Guendelsberger argues that low-wage workers are politically disengaged because they have low levels of control over difficult lives. She compares them to caged rats subjected to random shocks. The rat’s life “has been nothing but unpredictable, inescapable suffering, and it’s crippled her capacity to imagine anything better.” She is incapable of climbing into the part of the cage without a shocked floor, like a worker too gun-shy to join a union drive.
This analogy suggests that freedom is just a short clamber away—all you have to do is choose it. The journey will be “annoying but not impossible,” a phrase that could describe a trip to IKEA. It’s a vision that defies the history of labor organizing and most civil rights organizing in this country. People have struggled continually to win better lives. We will never be done, and a better world is certainly not a short jump away.
Odell’s political conclusions are more measured and more informed by ecological consciousness. Today, that means an awareness of already-unfolding environmental disasters. She asks readers to nourish what persists in that “small crack in the continuum of catastrophe”: the parts of the natural world, our cities, and ourselves that have not yet been colonized by the logic of productivity.

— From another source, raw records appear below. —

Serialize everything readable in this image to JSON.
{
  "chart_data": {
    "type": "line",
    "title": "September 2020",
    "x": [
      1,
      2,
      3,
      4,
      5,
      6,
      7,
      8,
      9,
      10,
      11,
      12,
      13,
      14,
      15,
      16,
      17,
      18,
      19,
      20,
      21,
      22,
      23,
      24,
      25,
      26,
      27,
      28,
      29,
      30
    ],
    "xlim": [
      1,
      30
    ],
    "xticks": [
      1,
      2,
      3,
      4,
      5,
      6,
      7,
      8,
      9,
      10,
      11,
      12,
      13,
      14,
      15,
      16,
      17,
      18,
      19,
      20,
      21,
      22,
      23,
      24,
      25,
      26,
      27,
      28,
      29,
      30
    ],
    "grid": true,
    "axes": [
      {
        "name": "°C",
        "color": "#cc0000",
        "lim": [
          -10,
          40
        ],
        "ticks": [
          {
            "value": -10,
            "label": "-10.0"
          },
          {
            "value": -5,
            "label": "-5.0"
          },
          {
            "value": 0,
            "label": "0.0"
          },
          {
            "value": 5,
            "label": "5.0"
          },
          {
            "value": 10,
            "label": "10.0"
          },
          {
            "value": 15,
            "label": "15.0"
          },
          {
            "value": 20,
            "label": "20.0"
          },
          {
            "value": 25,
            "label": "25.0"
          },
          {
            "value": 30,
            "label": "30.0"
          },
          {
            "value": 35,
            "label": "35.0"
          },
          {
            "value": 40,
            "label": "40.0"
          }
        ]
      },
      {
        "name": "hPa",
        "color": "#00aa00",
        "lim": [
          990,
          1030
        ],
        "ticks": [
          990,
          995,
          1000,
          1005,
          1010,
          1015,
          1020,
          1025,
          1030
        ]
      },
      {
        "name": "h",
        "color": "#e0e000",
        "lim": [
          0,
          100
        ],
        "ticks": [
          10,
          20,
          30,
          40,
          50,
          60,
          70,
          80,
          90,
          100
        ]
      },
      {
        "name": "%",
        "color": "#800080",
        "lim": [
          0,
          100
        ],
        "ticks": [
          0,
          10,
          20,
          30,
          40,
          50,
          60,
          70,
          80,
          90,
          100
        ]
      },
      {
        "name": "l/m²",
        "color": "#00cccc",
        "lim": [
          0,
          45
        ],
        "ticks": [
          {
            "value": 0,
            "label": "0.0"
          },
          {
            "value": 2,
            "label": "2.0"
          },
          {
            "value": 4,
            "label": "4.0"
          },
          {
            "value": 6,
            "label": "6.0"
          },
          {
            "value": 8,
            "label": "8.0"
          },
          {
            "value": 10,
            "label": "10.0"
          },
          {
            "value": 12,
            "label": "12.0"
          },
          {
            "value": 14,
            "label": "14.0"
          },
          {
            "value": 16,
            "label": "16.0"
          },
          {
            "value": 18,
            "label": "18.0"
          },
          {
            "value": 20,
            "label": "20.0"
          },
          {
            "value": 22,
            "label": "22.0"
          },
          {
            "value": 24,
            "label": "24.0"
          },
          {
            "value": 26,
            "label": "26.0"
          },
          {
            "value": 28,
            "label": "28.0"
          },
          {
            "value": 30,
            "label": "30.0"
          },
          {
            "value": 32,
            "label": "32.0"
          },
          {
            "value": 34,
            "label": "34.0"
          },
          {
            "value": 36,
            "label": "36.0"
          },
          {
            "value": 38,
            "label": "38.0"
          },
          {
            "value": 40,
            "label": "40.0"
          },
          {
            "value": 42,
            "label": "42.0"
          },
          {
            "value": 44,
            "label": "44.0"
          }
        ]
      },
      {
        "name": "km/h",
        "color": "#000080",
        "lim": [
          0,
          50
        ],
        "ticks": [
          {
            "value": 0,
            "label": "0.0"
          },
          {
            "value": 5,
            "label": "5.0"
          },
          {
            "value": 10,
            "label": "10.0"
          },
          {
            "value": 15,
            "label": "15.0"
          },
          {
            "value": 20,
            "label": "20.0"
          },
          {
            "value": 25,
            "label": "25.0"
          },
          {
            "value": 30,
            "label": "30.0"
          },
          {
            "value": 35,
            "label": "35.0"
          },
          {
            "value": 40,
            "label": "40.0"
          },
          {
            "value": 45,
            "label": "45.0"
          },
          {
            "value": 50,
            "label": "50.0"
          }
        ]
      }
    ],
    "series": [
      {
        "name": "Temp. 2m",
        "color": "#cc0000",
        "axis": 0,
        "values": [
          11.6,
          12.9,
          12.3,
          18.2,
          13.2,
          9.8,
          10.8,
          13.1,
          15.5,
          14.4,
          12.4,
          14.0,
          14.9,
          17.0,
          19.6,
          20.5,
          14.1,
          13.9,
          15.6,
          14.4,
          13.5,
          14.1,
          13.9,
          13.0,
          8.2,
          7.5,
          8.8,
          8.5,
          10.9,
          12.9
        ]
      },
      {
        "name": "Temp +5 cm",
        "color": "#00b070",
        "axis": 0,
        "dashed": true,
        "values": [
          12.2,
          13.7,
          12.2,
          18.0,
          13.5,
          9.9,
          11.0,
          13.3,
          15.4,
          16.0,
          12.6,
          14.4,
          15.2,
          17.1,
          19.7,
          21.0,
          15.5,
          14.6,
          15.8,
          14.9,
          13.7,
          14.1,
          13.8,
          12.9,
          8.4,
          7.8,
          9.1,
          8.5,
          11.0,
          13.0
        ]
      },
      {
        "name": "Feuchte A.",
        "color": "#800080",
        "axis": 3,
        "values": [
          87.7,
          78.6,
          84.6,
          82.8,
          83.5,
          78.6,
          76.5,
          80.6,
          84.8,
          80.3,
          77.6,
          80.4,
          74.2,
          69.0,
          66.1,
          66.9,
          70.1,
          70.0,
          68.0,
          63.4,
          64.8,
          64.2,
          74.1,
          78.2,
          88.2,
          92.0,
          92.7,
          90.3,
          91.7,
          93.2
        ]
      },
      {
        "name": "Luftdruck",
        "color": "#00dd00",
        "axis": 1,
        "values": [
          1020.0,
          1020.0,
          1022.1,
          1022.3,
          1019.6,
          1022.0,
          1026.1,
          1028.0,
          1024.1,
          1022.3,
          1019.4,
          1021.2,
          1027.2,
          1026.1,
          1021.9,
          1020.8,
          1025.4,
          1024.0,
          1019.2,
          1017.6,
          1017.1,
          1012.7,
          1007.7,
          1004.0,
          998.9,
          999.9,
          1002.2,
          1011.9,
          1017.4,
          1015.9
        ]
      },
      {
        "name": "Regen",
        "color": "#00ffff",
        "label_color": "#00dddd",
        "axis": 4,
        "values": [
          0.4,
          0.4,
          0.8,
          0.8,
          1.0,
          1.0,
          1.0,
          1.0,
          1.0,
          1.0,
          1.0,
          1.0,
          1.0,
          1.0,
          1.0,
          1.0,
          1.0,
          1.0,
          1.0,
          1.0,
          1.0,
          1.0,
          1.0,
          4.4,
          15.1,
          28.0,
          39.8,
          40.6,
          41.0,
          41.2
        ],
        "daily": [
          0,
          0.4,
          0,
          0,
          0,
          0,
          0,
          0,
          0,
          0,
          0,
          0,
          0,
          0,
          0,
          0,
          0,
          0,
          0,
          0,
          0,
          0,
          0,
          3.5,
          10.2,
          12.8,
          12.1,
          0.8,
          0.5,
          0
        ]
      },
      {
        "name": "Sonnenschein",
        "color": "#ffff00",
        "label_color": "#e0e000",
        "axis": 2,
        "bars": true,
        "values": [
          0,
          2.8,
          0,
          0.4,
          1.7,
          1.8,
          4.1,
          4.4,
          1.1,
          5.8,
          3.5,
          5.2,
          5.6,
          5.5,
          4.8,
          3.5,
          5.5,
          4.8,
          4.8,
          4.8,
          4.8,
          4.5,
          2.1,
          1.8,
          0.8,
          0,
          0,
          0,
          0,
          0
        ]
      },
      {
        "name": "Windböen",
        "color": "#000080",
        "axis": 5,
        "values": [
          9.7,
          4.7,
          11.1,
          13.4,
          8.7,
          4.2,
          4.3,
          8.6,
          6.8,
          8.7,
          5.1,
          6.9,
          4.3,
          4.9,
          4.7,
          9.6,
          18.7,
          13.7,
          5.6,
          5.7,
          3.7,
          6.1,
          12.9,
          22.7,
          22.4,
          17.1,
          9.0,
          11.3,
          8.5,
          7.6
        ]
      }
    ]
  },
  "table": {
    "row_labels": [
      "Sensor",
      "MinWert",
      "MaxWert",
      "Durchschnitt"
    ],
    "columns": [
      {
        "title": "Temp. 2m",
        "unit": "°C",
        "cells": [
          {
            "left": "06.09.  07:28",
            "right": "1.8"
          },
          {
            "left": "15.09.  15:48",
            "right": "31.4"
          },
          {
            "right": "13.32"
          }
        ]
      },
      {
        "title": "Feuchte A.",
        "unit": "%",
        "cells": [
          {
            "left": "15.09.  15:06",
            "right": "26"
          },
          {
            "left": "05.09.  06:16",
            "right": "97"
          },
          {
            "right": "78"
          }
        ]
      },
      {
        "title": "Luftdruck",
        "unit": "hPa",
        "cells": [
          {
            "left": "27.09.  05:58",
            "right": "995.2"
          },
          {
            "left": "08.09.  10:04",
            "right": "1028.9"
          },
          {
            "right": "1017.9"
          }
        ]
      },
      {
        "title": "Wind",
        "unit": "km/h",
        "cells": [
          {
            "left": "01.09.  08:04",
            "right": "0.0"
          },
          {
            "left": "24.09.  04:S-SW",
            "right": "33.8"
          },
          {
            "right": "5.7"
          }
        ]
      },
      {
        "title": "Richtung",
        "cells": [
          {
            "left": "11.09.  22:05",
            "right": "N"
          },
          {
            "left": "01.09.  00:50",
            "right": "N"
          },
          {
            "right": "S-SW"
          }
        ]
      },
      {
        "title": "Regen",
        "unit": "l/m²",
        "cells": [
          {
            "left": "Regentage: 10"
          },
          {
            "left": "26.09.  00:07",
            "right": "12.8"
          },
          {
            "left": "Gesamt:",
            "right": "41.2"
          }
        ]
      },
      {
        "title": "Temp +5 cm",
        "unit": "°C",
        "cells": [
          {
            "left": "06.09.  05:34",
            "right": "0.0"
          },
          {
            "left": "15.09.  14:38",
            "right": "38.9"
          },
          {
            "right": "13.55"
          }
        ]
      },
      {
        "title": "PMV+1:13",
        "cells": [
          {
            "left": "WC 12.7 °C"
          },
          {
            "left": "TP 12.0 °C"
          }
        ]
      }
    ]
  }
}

This vision is rooted in the realities of organizing and the history of the Bay Area, where Odell grew up and still lives. A lover of Oakland’s green spaces, she writes that each represents a victory against the forces of gentrification and urban “progress.”
They also serve as a reminder of how rare those victories are. We’ve given much more of the city to condos than to rose gardens, she writes, and these fragile spaces need constant defending. “When the logic of capitalist productivity threatens both endangered life and endangered ideas,” she writes, “I see little difference between habitat restoration in the traditional sense and restoring habitats for human thought.”
Both Odell and Guendelsberger’s books describe life during end-stage capitalism. We live in a scavenger economy: Companies extract trace amounts of crude oil from sands, use predatory capital to replace jobs with gigs, and squeeze extra labor from the minutest fragments of our time and attention. Their top-line growth stays satisfactory, at a continually rising human cost.
It may be that to have a future at all—to get beyond the hysterical present of the attention economy—we’ll need an entirely new relationship to time, one forged in spite of overt corporate opposition. With luck, one day everything I’ve described will seem as foreign as a pater noster wyle.